Esce con un buco nero dentro al petto a fare le stesse cose, ma non è più la stessa. I gesti consueti faticano ad essere sereni e la costante impossibilità di coniugare i verbi al futuro la riempie di rabbia.
Quanta vita ci sarebbe... a poterla vivere.
Arriva il Natale e passa come un vento gelido che si abbatte sulla cristalleria.
Marta non guarda più il telegiornale o abbassa il sonoro, qua e là di tanto in tanto parlano di disoccupazione. La categoria degli zombie, senza presente e per l'eventuale domani: mettersi in fila!
Cosa c'è dentro quella categoria? Quanti cuori in bilico? Quante notti di panico?
Senza dignità, senza possibilità di raccontarsi.

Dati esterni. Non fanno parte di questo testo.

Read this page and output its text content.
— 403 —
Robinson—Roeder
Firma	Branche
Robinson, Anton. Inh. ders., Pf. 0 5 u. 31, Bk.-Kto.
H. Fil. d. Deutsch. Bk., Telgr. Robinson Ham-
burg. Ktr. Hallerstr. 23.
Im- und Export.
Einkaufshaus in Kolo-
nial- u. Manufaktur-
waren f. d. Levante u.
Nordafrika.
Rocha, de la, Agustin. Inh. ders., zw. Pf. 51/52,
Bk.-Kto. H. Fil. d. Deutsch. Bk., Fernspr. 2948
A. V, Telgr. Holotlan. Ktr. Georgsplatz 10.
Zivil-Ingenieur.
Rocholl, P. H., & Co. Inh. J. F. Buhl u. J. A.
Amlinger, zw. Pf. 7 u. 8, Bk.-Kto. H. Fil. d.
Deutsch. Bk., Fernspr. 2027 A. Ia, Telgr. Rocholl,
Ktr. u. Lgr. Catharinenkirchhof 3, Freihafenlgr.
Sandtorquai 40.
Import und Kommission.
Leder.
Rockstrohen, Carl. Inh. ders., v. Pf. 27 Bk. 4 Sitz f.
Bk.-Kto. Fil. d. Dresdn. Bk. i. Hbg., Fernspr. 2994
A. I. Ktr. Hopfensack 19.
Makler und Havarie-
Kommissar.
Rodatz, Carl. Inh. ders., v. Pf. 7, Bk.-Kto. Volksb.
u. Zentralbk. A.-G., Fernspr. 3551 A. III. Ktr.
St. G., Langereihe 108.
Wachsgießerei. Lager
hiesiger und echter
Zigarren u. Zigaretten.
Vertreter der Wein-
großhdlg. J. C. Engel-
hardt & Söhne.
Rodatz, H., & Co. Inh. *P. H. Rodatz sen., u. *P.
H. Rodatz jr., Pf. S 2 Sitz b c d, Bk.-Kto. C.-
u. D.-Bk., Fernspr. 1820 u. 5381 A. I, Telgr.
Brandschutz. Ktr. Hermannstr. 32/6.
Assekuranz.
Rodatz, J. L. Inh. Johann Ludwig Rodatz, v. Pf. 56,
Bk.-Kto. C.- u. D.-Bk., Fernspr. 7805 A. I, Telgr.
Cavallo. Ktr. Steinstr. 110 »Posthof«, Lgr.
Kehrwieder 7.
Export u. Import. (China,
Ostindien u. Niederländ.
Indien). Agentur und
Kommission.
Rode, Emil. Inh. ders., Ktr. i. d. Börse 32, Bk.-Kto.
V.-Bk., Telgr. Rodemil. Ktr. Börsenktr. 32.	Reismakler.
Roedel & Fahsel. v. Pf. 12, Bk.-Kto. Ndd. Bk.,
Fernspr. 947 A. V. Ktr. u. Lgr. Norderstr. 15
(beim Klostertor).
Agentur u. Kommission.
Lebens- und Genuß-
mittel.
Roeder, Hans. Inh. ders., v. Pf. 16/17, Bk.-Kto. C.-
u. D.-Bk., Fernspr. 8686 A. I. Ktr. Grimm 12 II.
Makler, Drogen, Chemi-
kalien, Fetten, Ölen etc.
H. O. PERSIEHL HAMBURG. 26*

Giocoforza a sfumare nel non soggetto.
La dissolvenza è un lento e progressivo procedere a passi inconsapevoli verso il nulla del sé.
Per questo il lavoro era un diritto... quella storia della dignità, appunto!
Forse con l'anno nuovo pensa Marta, conservando ancora il suo spirito gioioso, verrà promulgata una legge in base alla quale alcuni lavoratori di buon cuore lasceranno per un anno la loro occupazione, scambiandola con un disoccupato, giusto per dargli un poco di respiro. Uno scambio di categoria, anche pagando, s'intende, una cifra simbolica.
E la ruota gira, si chiude una porta e si apre un portone, basta avere l'idea giusta e puoi farcela. A volte i luoghi comuni non ce la fanno, neppure loro.
Marta chiude la luce sull'ennesima giornata girata a vuoto e mette il finale a questa storia.
Perché anche quello ad un finale è un diritto.
E domani?
Domani Marta punterà la sveglia come sempre e come sempre correrà per riempirsi i polmoni d'aria, che non ce n'è mai abbastanza. Poi si specchierà dentro alle vetrine di un negozio che non l'ha assunta e si aggiusterà i capelli in un gesto automatico. Farà la spesa e proverà un paio di jeans in saldo, senza acquistarli. Poi tornerà a casa e percorrerà quel lungo corridoio che la spaventa sempre un po'.
Si inventerà ancora qualche storia breve, da leggere d'un fiato, che si dimentichi in fretta, aria fresca, giusto per non sbirciare nel corridoio.
Poi, piano piano, ma solo un poco alla volta, un giorno alla volta accetterà, suo malgrado, di scomparire.